3‐Hydroxyflavone enhances the toxicity of ZnO nanoparticles in vitro

Luo

et al. 2018

It is recently shown that flavonoids might reduce the toxicity of nanoparticles (NPs) due to their antioxidative properties. In this study, the influence of 3-hydroxyflavone (H3) on the toxicity of ZnO NPs was investigated. H3 increased hydrodynamic size, polydispersity index and absolute value of the zeta potential of ZnO NPs, which indicated that H3 could influence the colloidal aspects of NPs. Surprisingly, H3 markedly decreased the initial concentration of ZnO NPs required to induce cytotoxicity to Caco-2, HepG2, THP-1 and human umbilical vein endothelial cells, which suggested that H3 could promote the toxicity of ZnO NPs to both cancerous and normal cells.
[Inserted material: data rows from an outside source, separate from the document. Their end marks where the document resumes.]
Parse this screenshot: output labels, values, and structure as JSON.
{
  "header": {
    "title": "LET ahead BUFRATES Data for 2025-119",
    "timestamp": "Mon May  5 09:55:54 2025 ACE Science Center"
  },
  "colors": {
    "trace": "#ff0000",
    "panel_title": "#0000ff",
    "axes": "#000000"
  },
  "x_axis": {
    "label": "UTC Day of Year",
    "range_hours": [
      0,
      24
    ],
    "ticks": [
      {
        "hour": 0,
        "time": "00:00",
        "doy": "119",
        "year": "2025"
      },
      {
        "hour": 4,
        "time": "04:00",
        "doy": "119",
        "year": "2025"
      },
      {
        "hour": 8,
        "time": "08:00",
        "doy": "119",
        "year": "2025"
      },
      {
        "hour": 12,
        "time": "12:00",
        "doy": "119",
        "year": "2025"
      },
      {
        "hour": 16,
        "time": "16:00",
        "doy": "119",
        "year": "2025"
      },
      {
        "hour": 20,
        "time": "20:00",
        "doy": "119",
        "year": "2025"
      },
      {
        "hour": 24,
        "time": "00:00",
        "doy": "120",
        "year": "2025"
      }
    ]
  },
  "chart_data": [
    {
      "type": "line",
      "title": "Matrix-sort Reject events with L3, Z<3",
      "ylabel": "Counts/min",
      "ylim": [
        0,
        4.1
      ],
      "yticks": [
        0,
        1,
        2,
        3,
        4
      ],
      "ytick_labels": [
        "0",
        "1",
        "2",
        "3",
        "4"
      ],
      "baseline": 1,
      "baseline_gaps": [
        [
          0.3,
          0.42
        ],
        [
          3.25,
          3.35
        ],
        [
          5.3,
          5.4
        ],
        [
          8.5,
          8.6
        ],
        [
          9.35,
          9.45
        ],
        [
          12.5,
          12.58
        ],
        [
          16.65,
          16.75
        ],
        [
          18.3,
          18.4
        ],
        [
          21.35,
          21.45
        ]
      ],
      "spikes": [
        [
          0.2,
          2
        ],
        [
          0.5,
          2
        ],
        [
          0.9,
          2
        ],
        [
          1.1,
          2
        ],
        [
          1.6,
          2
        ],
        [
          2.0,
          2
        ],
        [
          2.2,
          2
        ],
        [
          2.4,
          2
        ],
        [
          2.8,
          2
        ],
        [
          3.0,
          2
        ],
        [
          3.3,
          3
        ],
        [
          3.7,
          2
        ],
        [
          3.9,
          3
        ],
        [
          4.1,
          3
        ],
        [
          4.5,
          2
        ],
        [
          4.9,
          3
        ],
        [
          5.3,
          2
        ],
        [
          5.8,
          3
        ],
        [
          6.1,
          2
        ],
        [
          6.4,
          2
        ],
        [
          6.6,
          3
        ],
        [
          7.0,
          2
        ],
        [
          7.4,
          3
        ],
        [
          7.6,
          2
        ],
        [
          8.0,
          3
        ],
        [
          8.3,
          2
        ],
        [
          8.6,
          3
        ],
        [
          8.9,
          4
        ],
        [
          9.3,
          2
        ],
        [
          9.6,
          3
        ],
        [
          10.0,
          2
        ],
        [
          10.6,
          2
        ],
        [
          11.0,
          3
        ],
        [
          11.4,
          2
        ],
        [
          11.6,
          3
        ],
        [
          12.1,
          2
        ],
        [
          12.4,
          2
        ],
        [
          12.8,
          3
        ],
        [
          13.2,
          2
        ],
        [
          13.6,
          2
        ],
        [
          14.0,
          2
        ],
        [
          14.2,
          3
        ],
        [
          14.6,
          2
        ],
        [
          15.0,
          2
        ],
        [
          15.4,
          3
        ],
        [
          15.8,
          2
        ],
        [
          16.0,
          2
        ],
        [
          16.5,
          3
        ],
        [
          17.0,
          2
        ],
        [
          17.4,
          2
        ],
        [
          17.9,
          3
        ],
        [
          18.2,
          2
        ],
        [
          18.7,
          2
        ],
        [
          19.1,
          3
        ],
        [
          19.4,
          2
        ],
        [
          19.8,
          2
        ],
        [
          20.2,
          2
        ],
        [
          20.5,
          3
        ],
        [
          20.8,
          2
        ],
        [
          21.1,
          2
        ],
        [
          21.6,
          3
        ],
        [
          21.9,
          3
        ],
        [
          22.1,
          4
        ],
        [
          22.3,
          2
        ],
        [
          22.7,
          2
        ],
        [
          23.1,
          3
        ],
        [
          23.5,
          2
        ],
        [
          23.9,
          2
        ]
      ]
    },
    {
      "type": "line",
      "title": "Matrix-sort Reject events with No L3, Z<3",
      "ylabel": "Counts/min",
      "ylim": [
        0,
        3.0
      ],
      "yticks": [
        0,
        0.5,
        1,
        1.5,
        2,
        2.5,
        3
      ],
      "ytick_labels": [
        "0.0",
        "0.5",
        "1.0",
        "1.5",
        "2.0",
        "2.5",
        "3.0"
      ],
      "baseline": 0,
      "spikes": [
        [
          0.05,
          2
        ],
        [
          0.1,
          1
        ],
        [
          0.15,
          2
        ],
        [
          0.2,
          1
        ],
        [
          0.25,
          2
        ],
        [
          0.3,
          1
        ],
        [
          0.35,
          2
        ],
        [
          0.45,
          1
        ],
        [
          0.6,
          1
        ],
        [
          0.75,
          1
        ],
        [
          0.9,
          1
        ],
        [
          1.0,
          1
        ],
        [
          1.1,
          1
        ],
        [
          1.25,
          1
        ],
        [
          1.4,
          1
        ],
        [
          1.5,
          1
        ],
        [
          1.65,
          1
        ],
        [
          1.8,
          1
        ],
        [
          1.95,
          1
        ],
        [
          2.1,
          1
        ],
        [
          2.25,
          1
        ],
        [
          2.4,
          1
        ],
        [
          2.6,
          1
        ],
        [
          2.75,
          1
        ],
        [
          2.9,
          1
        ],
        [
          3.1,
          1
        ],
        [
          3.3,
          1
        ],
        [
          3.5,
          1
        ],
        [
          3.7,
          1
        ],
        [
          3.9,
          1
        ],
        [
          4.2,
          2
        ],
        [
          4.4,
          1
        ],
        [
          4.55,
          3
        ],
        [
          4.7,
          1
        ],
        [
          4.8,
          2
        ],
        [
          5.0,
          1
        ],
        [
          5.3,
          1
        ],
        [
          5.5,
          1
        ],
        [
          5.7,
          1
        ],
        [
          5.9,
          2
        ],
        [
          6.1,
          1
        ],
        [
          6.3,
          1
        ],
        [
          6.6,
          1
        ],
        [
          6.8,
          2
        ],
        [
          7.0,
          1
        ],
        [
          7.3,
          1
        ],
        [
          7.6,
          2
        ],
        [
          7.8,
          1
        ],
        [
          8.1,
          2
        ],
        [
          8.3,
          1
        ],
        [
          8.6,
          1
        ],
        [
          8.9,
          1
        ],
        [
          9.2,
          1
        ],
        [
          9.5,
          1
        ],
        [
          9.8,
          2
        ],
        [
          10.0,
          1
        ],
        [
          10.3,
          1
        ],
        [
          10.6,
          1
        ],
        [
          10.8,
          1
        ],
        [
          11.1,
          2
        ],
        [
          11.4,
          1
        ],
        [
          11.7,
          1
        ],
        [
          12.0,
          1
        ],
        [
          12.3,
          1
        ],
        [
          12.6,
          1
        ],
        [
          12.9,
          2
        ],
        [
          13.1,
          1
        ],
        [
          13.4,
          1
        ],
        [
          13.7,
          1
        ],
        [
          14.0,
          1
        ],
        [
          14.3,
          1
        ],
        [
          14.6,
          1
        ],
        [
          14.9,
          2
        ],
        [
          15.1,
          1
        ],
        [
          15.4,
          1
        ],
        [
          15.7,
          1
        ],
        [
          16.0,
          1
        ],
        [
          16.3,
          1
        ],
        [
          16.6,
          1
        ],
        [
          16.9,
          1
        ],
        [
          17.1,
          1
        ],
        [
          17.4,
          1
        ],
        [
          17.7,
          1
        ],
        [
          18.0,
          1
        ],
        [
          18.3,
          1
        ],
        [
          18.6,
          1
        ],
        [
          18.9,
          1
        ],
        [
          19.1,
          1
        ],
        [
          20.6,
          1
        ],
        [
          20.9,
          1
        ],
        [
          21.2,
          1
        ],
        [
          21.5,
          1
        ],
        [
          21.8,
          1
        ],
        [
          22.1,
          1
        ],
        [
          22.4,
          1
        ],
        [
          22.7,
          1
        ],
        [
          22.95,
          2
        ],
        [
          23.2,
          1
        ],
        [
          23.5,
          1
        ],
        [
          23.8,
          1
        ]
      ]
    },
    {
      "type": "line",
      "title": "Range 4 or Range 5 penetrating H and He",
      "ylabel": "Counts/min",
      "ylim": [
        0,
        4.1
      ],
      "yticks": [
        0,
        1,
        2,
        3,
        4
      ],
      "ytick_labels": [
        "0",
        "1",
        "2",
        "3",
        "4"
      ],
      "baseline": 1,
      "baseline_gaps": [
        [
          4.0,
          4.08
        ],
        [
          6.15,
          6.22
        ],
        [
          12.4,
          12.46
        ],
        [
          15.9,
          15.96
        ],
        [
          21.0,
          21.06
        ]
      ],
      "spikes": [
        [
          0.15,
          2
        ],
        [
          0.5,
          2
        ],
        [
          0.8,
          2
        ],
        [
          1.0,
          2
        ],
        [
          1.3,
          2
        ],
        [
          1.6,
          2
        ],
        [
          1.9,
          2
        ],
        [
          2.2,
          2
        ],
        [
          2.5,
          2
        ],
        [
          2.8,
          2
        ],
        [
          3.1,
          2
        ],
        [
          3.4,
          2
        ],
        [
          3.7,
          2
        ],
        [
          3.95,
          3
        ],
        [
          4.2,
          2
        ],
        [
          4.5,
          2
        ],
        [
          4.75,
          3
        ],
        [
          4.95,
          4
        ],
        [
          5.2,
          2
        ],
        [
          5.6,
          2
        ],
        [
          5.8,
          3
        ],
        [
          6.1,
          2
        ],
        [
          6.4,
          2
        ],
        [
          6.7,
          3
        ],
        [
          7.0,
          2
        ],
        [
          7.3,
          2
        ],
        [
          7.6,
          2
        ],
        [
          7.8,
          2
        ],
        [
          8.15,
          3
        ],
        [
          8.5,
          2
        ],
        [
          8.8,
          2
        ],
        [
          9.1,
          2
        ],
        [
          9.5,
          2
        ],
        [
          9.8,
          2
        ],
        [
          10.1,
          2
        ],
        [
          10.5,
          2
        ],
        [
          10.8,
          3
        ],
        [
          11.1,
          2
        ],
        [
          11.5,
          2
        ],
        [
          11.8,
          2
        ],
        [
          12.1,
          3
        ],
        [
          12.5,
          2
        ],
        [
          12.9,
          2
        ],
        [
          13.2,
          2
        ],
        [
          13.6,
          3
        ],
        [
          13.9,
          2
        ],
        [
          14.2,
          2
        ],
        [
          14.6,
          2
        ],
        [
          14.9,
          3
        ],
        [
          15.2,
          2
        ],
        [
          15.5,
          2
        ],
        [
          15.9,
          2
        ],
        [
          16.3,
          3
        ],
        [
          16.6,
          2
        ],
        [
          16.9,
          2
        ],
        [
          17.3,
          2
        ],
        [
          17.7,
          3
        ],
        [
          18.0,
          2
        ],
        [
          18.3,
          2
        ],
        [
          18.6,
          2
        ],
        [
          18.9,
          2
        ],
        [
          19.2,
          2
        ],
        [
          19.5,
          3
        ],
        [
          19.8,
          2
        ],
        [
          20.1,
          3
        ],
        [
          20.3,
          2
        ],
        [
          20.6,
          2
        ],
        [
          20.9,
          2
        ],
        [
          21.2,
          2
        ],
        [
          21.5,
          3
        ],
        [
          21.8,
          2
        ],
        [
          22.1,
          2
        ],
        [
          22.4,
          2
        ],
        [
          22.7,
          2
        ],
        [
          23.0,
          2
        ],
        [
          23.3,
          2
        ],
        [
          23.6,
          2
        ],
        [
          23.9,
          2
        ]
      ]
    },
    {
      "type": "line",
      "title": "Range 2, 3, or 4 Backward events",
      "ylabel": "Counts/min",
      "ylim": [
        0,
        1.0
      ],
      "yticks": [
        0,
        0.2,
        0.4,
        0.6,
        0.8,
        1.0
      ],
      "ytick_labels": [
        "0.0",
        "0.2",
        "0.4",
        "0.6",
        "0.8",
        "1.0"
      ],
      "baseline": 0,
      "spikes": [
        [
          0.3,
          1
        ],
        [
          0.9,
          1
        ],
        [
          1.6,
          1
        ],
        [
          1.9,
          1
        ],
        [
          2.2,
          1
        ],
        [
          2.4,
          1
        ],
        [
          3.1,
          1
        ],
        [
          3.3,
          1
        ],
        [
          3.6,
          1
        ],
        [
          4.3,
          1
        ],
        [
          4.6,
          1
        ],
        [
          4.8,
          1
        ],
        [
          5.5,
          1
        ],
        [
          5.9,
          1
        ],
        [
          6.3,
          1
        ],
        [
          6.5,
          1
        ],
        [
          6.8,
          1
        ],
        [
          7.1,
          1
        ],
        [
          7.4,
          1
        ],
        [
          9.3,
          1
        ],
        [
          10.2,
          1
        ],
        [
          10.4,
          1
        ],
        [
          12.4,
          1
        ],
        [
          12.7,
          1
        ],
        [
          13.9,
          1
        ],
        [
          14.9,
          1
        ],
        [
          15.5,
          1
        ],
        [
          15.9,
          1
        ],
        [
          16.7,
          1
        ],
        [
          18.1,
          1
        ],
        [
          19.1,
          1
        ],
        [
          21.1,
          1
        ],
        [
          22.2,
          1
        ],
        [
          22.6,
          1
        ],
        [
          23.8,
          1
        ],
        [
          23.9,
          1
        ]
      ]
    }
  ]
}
For comparison, 6-hydroxyflavone did not show this effect. H3 remarkably increased cellular Zn elements and intracellular Zn ions in HepG2 cells following ZnO NP exposure, and co-exposure to H3 and NPs induced a relatively higher intracellular reactive oxygen species. Exposure to ZnO NPs at 3 hours induced the expression of endoplasmic reticulum stress markers DDIT3 and XBP-1 s, which was suppressed by H3. The expression of apoptotic genes BAX and CASP3 was significantly induced by ZnO NP exposure after 3 and 5 hours, respectively, and H3 further significantly promoted CASP3 expression at 5 hours. In combination, the results from this study suggested that H3 affected colloidal stability of ZnO NPs, promoted the interactions between NPs and cells, and altered the NP-induced endoplasmic reticulum stress-apoptosis signaling pathway, which finally enhanced the cytotoxicity of ZnO NPs.